To answer this question there are multiple concepts working in parallel. I can easily see model 1 is showing zero loss and in fact coincides with the actual output (red dots). Where as model two is more spread out the values. Model 1 seems to be the clear winner as its showing zero loss but it is really the case ?.To be honest, answer is not specific right now because we need more information. There comes the concept of regularization, which is way to ensure your model doesn’t over-fit. What do you mean by this?

Consider, you are teaching a 2-year-old and you teach the baby how to identify dog and a sparrow. However, baby doesn’t know how a zebra would look like. So, when the baby sees zebra, baby might say it’s a dog because baby know about four-legged animal but not about any other variant from the animal kingdom.

Regularization

Interesting part in the above example is that baby has classified the data (Animal) even though baby has not really seen that data point. This is generalization which ML/DL algorithm find hard to achieve. We often, include the regularization parameter in our loss function and find a trade-off between bias and variance. Few examples:

1. In case of Tree based algorithms, we prune the trees to avoid over-fitting or may be tune the depth etc.
2. In Ridge and lasso we use L1 and L2 regularization to avoid over-fitting.

Ideally, whenever one model the data, they keep different splits of data sets. Let’s say, I have 1 million data points about I need to classify text into n number of categories. One would split the data into test and training set. And then further split training set into validation set (refer cross validation which can help you choose parameters like C in SVM or ideal split ratio or bandwidth parameter in Locally weighted regression). One would train the data and check out its accuracy on test set and then conclude whether the model over-fits or under-fits. Few ways which i use are:

1. Check the deviation between the training and test accuracy
2. Check loss curve highlighting both training and test loss with every epoch.
3. Tweak hyper-parameters, dropout probability.
4. Data distribution analysis of training set and out of sample data sets.

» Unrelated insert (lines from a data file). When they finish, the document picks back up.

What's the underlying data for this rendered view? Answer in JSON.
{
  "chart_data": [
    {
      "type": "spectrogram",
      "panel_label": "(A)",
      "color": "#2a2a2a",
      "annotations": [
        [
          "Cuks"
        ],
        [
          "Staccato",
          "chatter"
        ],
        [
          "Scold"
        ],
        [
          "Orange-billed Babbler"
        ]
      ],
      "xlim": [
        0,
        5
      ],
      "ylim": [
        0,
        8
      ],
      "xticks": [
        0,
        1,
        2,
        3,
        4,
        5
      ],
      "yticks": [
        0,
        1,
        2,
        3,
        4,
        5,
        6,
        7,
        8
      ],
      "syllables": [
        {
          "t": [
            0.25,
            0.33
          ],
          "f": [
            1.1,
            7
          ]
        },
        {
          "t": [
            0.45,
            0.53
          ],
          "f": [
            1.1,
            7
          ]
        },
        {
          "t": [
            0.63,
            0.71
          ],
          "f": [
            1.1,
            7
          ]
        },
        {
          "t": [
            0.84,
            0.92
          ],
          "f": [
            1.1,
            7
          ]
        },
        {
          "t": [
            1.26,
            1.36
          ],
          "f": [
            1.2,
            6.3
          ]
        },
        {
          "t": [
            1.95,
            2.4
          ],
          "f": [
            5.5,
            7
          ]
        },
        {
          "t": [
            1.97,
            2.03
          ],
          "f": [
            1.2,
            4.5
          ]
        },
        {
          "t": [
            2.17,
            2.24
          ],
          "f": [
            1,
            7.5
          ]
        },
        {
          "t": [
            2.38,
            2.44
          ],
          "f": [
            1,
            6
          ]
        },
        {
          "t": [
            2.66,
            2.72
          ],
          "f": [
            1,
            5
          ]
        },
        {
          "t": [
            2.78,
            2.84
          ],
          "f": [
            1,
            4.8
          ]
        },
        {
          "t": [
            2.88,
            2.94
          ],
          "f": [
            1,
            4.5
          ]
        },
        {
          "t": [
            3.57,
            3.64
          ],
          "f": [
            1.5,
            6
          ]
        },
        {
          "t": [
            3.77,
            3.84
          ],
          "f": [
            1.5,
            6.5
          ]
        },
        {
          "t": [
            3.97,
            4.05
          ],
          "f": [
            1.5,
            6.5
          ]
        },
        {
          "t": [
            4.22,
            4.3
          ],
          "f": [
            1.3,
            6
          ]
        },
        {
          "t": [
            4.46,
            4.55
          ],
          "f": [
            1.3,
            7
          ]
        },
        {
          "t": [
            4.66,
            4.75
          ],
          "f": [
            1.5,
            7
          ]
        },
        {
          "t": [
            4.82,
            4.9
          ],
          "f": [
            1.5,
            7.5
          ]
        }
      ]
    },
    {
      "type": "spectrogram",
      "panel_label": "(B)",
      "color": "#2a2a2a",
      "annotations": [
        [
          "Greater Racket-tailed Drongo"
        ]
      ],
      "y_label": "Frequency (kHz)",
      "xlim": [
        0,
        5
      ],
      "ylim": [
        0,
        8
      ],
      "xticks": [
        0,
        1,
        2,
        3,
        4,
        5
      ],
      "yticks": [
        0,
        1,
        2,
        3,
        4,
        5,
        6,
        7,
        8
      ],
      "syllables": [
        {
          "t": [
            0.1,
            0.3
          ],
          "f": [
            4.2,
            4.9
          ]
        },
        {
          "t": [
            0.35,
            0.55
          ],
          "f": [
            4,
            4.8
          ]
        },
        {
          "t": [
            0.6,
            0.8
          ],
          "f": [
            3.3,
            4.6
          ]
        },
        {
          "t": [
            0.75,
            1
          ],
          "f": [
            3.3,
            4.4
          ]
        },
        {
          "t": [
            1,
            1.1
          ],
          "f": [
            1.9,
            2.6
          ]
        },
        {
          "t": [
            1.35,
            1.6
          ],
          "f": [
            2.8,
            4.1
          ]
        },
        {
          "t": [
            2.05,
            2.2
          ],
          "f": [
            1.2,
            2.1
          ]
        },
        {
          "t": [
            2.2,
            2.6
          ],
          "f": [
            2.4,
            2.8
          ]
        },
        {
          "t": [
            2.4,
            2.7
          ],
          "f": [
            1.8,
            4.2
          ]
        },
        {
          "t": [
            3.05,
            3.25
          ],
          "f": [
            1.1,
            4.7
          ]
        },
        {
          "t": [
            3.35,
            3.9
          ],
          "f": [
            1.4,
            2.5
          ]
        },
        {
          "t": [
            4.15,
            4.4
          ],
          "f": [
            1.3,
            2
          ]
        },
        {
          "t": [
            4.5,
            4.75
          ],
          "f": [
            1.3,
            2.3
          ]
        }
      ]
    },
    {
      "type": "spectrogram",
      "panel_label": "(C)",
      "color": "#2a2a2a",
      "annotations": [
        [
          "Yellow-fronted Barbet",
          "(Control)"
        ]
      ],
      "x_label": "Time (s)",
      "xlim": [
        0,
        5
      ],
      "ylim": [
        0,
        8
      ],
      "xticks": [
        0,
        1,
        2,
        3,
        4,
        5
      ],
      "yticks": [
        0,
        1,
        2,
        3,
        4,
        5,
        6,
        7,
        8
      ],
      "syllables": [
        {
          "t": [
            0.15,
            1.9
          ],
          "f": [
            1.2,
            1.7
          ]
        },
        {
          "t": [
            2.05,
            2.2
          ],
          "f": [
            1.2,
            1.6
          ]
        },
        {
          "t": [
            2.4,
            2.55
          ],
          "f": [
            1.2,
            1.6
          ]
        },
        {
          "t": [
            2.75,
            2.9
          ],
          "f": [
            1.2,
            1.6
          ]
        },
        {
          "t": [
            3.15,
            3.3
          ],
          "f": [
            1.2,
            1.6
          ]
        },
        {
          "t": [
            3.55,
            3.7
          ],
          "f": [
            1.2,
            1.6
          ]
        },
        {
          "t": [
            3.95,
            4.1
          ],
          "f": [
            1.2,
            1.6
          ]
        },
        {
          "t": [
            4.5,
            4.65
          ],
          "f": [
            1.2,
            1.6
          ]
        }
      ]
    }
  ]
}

Like i said in the beginning, one of the most important tool to come up with good model is your past experience across domains, which enable you to tweak your strategies and come up with better performing models.

Caveats

Please note that above strategy doesn’t ensure your model is good even if you find the model performance on both train and test data set. Why? because here we have one colossal assumption that the data set of 1 million data points represent the overall distribution. Personally, I have seen situations where my model is working well on all the splits but in "out of sample" data sets it was “bad”. I have encountered these situations while I was working in social media analytics space.

Hence, it is very important to analyze the data and perform strong EDA on the data set. Best way is to may be use multi-gram approach and check out the distributions of data sets and make sure they are not completely different. If they are different then you need to get in touch with the data procurement stakeholder and understand the data.